Paroles d’élèves en difficulté

Pourquoi êtes vous là ?

vidéo : 

Savoir se situer, comprendre pourquoi ils sont là, identifiés comme élèves en difficulté, prendre la parole pour évoquer son parcours scolaire, exprimer ses doutes et ses attentes ; voilà une séance bien ordinaire à laquelle j'ai convié la nouvelle fournée de mes élèves.

La séance fut riche et émouvante, angoissante et j'espère utile. Ils sont passés un à un devant leurs camarades, assis devant l'assemblée attentive. Ils ne savaient que faire de leurs mains, ils se balançaient, se penchaient, regardaient ailleurs. Ils étaient mal à l'aise avec les exigences nouvelles pour eux d'une posture convenable et d'une prise de parole face au groupe.

Il fut nécessaire de leur expliquer quelle attitude est socialement attendue lors de cette situation, qu'on ne se vautre pas sur sa chaise, qu'on ne place pas les mains devant sa bouche, qu'on ne se gratte pas et qu'il faut regarder les gens à qui l'on parle y compris quand c'est un adulte.

Puis il a fallu exiger le respect et l'écoute, demander que personne ne se moque, dire que la parole n'est pas source de moquerie, qu'il faut garder le silence quand un autre parle. Cette première séance a brisé la représentation habituelle de la classe. Le professeur au fond, un élève assis devant le tableau et qui a la parole, des camarades qui commentent et expriment des remarques constructives sur la dernière intervention.

Ainsi, les langues se sont déliées. Ils se sont présentés et beaucoup ont omis de décliner leur patronyme comme s'il n'était qu'un prénom. Une seule a évoqué ses origines, cette richesse que chacun porte en lui et qui lui fut donnerée par une histoire familiale. Personne n'a décrit sa famille, ses parents, ses frères et sœurs. L'école semble fermer la porte à ce qu'ils sont vraiment …
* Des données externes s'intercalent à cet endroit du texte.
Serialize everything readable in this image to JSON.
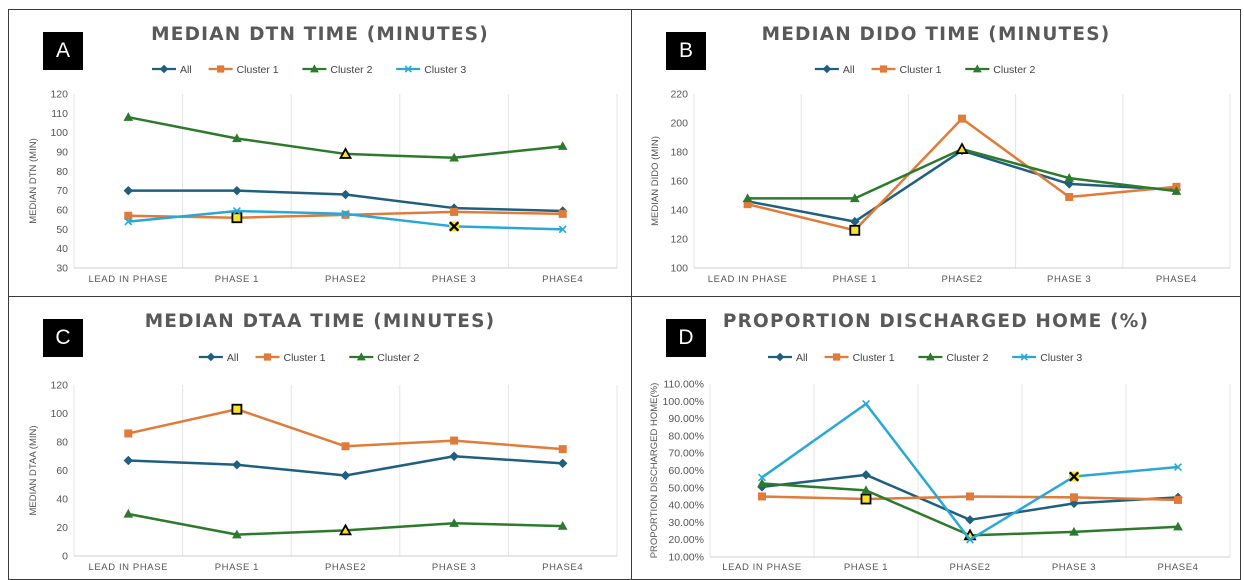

Puis vint la longue litanie des difficultés qui les ont conduits dans l'enseignement spécialisé. Certains se sont qualifiés de nuls, il a fallu m'indigner de cette appellation qui ne peut définir un individu. Je leur ai expliqué qu'il y avait des défauts certes mais aussi beaucoup de richesses en chacun d'entre eux. Que nul n'était rien et que personne ne pouvait mériter pareil verdict !

Alors ils ont parlé d'une langue qu'ils ne maîtrisent pas, de mots qu'ils ne comprennent pas, de formes grammaticales qui leur échappent, d'une orthographe qui est plus qu'aléatoire. Parfois, ils usent de mots que je ne peux accepter, je demande une autre formulation, elle ne vient pas toujours, le vocabulaire manque bien souvent. Pour beaucoup encore le calcul est encore une pierre d'achoppement. La division rebute, elle se dérobe, elle est problème insoluble.
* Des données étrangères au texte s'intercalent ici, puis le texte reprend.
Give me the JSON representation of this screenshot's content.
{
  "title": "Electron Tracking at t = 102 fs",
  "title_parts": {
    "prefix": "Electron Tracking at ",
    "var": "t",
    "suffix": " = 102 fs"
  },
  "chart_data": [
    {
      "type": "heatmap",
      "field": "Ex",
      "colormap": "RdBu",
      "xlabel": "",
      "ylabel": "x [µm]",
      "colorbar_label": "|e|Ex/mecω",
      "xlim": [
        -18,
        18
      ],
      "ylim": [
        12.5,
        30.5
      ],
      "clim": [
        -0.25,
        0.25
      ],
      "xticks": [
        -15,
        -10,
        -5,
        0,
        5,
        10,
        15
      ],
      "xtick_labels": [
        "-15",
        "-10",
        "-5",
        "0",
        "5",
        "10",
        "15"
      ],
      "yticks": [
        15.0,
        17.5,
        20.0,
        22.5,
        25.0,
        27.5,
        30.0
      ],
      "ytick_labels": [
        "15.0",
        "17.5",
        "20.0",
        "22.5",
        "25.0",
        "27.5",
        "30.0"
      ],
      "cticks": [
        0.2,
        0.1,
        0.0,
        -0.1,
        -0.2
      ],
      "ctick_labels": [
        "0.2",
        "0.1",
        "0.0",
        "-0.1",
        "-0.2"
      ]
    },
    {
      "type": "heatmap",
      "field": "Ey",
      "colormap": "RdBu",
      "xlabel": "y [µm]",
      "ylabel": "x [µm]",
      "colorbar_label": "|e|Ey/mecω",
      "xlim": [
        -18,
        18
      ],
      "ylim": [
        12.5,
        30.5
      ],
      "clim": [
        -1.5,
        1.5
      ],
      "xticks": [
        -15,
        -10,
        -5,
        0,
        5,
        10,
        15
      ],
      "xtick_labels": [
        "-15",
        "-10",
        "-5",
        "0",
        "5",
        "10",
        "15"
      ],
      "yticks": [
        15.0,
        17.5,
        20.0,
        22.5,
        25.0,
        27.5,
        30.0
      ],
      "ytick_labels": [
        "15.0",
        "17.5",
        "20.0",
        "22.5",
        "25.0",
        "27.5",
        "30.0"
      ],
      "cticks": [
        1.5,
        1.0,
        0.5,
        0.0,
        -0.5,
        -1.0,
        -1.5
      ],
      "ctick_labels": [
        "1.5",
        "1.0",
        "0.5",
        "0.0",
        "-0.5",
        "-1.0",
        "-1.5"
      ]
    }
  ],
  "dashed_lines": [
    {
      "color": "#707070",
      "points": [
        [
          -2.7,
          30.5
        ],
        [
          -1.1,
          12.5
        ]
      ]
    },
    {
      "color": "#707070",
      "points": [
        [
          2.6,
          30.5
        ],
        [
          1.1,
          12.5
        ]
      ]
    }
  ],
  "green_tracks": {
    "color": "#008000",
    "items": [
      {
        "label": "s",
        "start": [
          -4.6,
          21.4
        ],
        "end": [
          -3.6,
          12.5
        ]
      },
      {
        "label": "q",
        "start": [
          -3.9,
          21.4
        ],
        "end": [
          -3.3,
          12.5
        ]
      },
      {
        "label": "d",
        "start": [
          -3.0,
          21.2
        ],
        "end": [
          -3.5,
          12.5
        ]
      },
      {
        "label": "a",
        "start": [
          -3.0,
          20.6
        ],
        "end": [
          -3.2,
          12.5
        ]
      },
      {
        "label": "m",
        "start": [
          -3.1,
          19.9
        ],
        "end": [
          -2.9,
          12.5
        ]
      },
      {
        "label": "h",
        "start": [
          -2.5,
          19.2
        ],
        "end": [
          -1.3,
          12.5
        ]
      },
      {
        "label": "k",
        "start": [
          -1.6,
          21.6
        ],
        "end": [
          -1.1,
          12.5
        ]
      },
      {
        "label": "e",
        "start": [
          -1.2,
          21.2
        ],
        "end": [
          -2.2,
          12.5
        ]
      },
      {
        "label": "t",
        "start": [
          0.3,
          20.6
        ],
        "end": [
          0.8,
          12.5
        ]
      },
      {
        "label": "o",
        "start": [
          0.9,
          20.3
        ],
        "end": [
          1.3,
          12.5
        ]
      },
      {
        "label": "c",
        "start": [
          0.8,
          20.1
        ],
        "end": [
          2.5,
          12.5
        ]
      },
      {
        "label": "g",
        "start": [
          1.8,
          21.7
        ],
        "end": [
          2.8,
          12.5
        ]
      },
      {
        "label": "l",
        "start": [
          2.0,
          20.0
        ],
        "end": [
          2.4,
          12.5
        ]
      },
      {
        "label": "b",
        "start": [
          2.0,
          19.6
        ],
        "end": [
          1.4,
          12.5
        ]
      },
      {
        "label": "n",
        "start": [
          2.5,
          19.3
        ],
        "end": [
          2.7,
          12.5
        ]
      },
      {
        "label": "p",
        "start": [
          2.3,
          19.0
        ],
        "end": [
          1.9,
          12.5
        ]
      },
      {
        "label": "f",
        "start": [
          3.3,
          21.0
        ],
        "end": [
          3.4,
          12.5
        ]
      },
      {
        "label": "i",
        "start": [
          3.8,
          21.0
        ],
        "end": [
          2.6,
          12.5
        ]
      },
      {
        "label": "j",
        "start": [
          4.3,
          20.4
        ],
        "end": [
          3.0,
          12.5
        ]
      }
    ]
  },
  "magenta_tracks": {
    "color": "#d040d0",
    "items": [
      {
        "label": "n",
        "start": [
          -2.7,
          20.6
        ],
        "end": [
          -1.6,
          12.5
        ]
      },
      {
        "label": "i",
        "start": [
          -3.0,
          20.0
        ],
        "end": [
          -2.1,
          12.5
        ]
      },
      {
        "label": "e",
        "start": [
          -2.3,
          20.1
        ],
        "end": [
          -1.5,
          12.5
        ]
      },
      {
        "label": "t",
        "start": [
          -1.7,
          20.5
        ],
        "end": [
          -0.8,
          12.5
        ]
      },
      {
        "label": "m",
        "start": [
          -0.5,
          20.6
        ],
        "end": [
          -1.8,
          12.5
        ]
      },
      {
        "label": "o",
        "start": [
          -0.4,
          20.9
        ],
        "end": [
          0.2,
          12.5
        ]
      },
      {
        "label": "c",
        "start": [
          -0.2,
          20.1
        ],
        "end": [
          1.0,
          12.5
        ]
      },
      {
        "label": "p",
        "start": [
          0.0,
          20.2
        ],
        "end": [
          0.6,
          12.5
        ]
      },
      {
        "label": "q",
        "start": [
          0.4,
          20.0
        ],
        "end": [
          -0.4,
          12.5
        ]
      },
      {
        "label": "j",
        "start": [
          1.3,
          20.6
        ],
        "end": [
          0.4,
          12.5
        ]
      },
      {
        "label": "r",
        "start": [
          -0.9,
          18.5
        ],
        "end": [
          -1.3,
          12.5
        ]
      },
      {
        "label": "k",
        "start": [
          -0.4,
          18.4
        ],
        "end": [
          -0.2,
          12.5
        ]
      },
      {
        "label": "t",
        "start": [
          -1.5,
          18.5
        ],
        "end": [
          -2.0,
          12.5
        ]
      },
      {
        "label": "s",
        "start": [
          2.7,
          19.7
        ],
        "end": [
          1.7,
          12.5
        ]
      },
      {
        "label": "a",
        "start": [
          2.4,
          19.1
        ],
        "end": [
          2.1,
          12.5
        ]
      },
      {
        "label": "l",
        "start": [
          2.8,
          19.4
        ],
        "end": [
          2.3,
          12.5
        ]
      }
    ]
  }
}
Mais ce sont là les symptômes d'un mal être à l'école. Il faut accepter d'aller plus loin pour expliquer ce passé scolaire douloureux. L'une évoque une maîtresse qui ne l'aimait pas, l'autre avoue timidement un conflit avec un professeur qui a dégénéré en pugilat ! Beaucoup parlent de leur comportement. Il y a l'agitation, le manque de concentration, l'ennui, le peu de goût pour l'école, l'incompréhension, le manque de respect des uns vis à vis des autres.

Au fil des interventions, le silence se fit vraiment, l'écoute était présente, les rires s'évanouirent et les paroles plus fortes. D'autres propos arrivèrent. Beaucoup parlent une ou deux autres langues héritées de familles qui n'ont pas oublié ce merveilleux héritage. Hélas, aucun n'écrit sa langue maternelle. Je devine que l'écrit est bien sûr, cette année encore, ce qui fait mal !

Alors, ils terminent cette séance par la copie soignée d'un texte qui parlent d'eux, des grands moments de leur année à venir, des échéances qui vont se présenter à eux, des choix qu'ils feront bien des années avant leurs camarades qui sont dans le cycle général.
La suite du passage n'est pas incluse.